Monday, May 23, 2016


James V. Schall, "Self-Discipline" in On the Unserious of Human Affairs ... ISI Books, 2001.

Fr. Schall argues that we can order our lives for the purpose of seeking truth. Self-Discipline is not an end in itself, but the means for finding truth. Schall believes there in an important connection between our moral and intellectual lives. Schall defines self-discipline as "the ability to rule over all our given passions, fears, dreams, and thoughts" (109). Self-discipline is the beginning of wisdom, but not its end.

Schall's essay on self-discipline a great short essay on how to pursue wisdom, truth, beauty, and goodness. He believes that no one can order our lives for us. Disciplining one's self is a "systematic process by which we acquire knowledge or virtue or art." IT is instructive that the author of the Book of Hebrews tells us: "For the moment all discipline seems painful rather than pleasant, but later it yields the peaceful fruit of righteousness to those who have been trained by it" (12:11). This is hard for modern man to understand. The popular idea is that learning is all fun and games. The idea is that teachers are to entertain the student. However, to learn any skill at the beginning is difficult. For example, if we want to be a great athlete it requires many hours of training and self-discipline. Another problem is that modern man wants instant gratification. He is not willing to wait for the reward of hard work.

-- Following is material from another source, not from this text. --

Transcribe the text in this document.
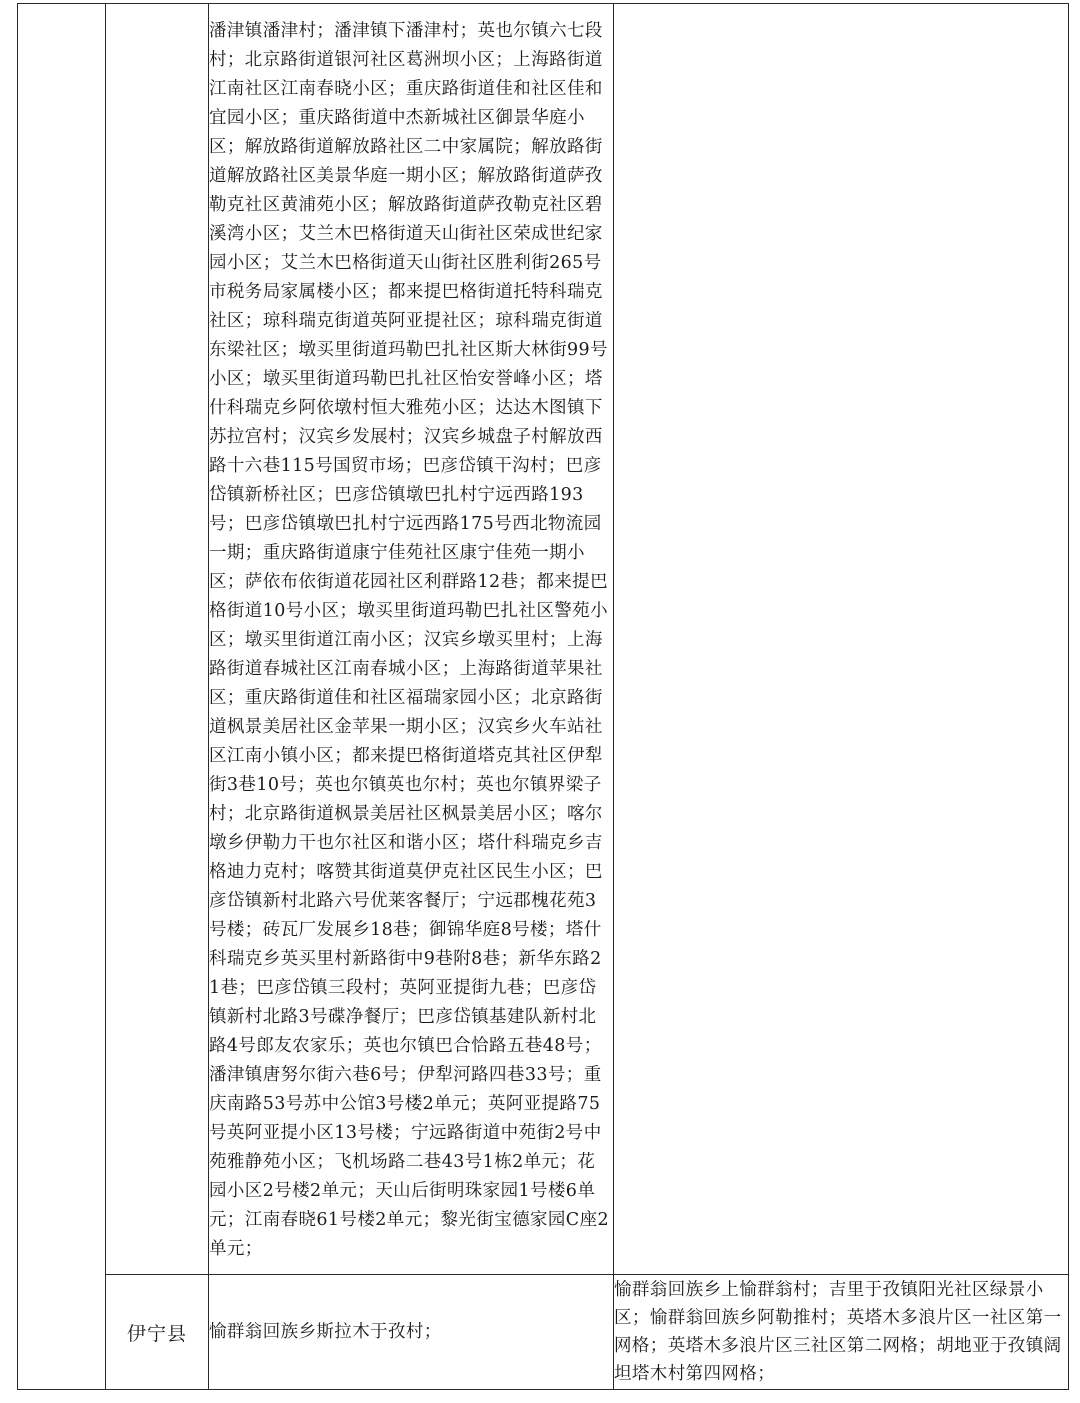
		潘津镇潘津村；潘津镇下潘津村；英也尔镇六七段村；北京路街道银河社区葛洲坝小区；上海路街道江南社区江南春晓小区；重庆路街道佳和社区佳和宜园小区；重庆路街道中杰新城社区御景华庭小区；解放路街道解放路社区二中家属院；解放路街道解放路社区美景华庭一期小区；解放路街道萨孜勒克社区黄浦苑小区；解放路街道萨孜勒克社区碧溪湾小区；艾兰木巴格街道天山街社区荣成世纪家园小区；艾兰木巴格街道天山街社区胜利街265号市税务局家属楼小区；都来提巴格街道托特科瑞克社区；琼科瑞克街道英阿亚提社区；琼科瑞克街道东梁社区；墩买里街道玛勒巴扎社区斯大林街99号小区；墩买里街道玛勒巴扎社区怡安誉峰小区；塔什科瑞克乡阿依墩村恒大雅苑小区；达达木图镇下苏拉宫村；汉宾乡发展村；汉宾乡城盘子村解放西路十六巷115号国贸市场；巴彦岱镇干沟村；巴彦岱镇新桥社区；巴彦岱镇墩巴扎村宁远西路193号；巴彦岱镇墩巴扎村宁远西路175号西北物流园一期；重庆路街道康宁佳苑社区康宁佳苑一期小区；萨依布依街道花园社区利群路12巷；都来提巴格街道10号小区；墩买里街道玛勒巴扎社区警苑小区；墩买里街道江南小区；汉宾乡墩买里村；上海路街道春城社区江南春城小区；上海路街道苹果社区；重庆路街道佳和社区福瑞家园小区；北京路街道枫景美居社区金苹果一期小区；汉宾乡火车站社区江南小镇小区；都来提巴格街道塔克其社区伊犁街3巷10号；英也尔镇英也尔村；英也尔镇界梁子村；北京路街道枫景美居社区枫景美居小区；喀尔墩乡伊勒力干也尔社区和谐小区；塔什科瑞克乡吉格迪力克村；喀赞其街道莫伊克社区民生小区；巴彦岱镇新村北路六号优莱客餐厅；宁远郡槐花苑3号楼；砖瓦厂发展乡18巷；御锦华庭8号楼；塔什科瑞克乡英买里村新路街中9巷附8巷；新华东路21巷；巴彦岱镇三段村；英阿亚提街九巷；巴彦岱镇新村北路3号碟净餐厅；巴彦岱镇基建队新村北路4号郎友农家乐；英也尔镇巴合恰路五巷48号；潘津镇唐努尔街六巷6号；伊犁河路四巷33号；重庆南路53号苏中公馆3号楼2单元；英阿亚提路75号英阿亚提小区13号楼；宁远路街道中苑街2号中苑雅静苑小区；飞机场路二巷43号1栋2单元；花园小区2号楼2单元；天山后街明珠家园1号楼6单元；江南春晓61号楼2单元；黎光街宝德家园C座2单元；	

	伊宁县	愉群翁回族乡斯拉木于孜村；	愉群翁回族乡上愉群翁村；吉里于孜镇阳光社区绿景小区；愉群翁回族乡阿勒推村；英塔木多浪片区一社区第一网格；英塔木多浪片区三社区第二网格；胡地亚于孜镇阔坦塔木村第四网格；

Schall makes some great comments on what to expect from a college education. In addition, he lists some unexpected places from where we acquire wisdom. He does not think that we will learn what life is about from college. He says that college is "primarily to be used." He does not think we should attend them "blindly, even though we can and must make ourselves teachable." In other words, we must already know some things that will determine what is good and what is not so good that is offered to us in college. This relates to the idea of using college. We are to be in charge of our own education. Schall states that many of the "very important books and ideas that a student will need to know to know if he is to know the truth, and if he is to confront what is good, are never mentioned in any university curriculum or course" (108). This reminds me of my own journey. I have always read books that were not required for my courses with the books that are required. This has been very helpful in my own search for truth. In addition, Schall asserts that some of the important things we need to learn we can learn from "parents or our church or our friends or our own curiosity." I love his next sentence: "Many a man has saved his soul because of some book he chanced to read in some obscure library or used bookstore." This has happened to me many times over the years.

Self-discipline is not an end in itself. It is for the purpose of acquiring truth. Self-discipline is the beginning of wisdom, but not the end. There is an essential connection between our intellectual and moral lives.